Je ne sais ce que je vais faire. Probablement, la réalité de cette vie m’apparaîtra sous la forme de bœufs, charrues, choux, blés, pommes de terre, machines à faire de l’eau-de-vie, et autres formes tout aussi gracieuses et tout aussi sympathiques avec mon intelligence.


J’ai déjà cité plus haut la conclusion mélancolique de cette lettre, qui devait être la dernière de la correspondance.
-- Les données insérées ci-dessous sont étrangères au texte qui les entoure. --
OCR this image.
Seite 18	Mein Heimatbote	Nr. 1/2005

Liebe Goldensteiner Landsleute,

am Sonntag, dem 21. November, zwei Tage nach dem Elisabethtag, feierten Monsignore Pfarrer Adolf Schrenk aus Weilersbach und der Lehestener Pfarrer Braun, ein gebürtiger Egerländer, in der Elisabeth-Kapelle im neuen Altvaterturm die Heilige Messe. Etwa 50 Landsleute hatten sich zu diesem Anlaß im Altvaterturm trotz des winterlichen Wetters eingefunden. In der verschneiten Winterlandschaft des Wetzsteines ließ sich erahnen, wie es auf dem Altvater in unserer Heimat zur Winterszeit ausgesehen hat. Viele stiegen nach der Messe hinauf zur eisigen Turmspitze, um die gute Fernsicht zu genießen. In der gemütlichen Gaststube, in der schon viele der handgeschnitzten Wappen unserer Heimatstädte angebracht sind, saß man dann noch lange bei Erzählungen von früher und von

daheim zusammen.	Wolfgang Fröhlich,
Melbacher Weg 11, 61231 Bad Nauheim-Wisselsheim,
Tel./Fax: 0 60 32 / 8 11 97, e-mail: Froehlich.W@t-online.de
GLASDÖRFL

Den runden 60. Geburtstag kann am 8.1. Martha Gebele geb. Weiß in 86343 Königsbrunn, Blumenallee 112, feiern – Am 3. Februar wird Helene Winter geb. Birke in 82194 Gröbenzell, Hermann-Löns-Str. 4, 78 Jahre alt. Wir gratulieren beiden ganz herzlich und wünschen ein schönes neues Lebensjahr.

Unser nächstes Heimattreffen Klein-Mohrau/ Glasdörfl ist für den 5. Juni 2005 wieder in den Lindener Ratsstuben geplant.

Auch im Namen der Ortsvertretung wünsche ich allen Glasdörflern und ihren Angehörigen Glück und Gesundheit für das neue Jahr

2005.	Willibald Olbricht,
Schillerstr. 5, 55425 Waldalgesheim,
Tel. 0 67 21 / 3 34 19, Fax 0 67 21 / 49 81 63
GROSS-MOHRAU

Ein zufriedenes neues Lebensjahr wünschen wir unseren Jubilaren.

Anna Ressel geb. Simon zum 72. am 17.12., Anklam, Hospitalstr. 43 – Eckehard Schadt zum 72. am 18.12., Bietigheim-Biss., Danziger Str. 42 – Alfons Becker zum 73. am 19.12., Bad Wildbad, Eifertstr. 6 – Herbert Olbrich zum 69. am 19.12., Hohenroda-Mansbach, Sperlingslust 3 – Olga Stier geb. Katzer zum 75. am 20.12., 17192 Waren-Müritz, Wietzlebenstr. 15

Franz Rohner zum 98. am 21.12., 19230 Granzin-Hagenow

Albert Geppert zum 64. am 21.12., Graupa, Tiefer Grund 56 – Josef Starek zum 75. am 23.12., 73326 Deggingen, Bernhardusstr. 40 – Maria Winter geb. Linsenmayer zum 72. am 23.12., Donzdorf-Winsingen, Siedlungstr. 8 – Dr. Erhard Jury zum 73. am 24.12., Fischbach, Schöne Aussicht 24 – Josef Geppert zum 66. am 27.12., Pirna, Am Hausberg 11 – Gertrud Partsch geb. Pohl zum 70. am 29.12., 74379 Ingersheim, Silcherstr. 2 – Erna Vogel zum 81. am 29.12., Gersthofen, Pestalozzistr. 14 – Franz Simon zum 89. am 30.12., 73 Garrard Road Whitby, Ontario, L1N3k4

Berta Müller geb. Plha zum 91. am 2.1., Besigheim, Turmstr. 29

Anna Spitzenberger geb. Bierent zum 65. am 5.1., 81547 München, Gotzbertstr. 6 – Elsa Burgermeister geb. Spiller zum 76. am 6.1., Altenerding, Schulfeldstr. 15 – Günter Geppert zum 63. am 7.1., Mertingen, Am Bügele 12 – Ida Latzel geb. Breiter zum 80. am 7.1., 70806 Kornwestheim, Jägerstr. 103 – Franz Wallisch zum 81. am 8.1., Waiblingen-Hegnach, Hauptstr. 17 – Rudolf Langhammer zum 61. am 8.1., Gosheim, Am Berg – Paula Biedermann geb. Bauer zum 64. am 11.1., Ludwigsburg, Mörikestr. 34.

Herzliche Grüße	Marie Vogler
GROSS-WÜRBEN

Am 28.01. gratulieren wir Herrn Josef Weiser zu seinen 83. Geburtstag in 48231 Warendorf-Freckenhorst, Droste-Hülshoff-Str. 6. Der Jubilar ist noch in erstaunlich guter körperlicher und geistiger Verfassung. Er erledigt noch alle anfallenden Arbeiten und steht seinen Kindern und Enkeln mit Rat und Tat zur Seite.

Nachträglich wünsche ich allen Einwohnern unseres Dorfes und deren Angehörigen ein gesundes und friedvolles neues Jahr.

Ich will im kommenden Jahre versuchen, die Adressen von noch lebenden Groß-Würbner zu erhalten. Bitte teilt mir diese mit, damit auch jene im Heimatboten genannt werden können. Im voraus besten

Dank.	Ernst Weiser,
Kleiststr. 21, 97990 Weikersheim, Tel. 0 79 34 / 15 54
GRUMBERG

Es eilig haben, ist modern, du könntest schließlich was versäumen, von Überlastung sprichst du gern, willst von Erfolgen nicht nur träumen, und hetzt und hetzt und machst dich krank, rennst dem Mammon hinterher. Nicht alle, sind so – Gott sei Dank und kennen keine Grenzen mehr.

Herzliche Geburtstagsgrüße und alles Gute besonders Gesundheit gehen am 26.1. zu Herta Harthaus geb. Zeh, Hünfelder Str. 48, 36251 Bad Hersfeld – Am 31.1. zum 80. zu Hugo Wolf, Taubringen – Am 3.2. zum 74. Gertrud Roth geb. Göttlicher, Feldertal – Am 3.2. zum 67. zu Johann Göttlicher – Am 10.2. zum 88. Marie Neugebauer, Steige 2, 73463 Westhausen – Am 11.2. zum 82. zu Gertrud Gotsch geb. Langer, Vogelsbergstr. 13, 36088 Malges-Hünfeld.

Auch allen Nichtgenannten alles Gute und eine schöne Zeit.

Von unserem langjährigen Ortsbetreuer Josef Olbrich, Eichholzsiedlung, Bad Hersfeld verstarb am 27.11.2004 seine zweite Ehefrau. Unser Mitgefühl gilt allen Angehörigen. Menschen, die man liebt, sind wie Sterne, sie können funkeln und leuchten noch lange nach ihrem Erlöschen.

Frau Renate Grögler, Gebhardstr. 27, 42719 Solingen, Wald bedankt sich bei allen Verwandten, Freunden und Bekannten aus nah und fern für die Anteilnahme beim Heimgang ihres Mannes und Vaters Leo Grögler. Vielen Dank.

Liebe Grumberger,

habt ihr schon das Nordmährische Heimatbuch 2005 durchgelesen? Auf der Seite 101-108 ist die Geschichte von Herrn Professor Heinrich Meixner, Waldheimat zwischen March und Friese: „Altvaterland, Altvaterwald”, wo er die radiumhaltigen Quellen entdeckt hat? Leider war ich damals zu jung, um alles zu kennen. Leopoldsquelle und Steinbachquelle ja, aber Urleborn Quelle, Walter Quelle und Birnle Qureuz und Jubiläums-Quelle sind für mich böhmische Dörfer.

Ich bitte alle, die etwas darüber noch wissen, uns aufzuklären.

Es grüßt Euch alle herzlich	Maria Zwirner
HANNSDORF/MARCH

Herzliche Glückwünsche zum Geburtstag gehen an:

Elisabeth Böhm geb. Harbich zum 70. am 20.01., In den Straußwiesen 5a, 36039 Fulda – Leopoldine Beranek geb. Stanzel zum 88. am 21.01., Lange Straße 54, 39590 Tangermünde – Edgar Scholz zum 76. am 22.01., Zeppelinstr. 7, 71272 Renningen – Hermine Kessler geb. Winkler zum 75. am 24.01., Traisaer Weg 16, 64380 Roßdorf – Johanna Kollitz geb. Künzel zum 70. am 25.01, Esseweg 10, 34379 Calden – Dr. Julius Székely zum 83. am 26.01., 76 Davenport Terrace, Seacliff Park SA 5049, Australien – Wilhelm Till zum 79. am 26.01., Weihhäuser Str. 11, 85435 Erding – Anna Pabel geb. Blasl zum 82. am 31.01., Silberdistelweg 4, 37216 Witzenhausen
Telle qu’elle est, cette correspondance est particulièrement précieuse pour la psychologie de Krasinski. Suivant la remarque célèbre de Sainte-Beuve, il y a chez beaucoup d’entre nous « un poète mort jeune en qui l’âme survit. » Ce fut le cas de Henry Reeve. C’est pourquoi je n’ai guère insisté sur ses accès poétiques, sur ses juvéniles illusions. Chez Krasinski, au contraire, le poète est resté fidèle à lui-même jusqu’à la fin d’une vie malheureusement trop courte pour l’honneur des lettres polonaises.


IV

Nous remercions M. Kallenbach de nous avoir donné cette correspondance. Nous ne lui sommes pas moins, obligés d’y avoir joint, dans la dernière partie du second volume, toute une série de morceaux écrits par le poète, de 1830 à 1832, et dont il avait remis les autographes à son ami Reeve. A côté de ces morceaux l’éditeur a réimprimé quelques études publiées dans la Bibliothèque universelle, au cours de l’année 1830, et qu’il est intéressant de remettre en lumière. Parmi les étrangers qui ont collaboré à cette revue, il en est peu d’aussi illustres que Krasinski.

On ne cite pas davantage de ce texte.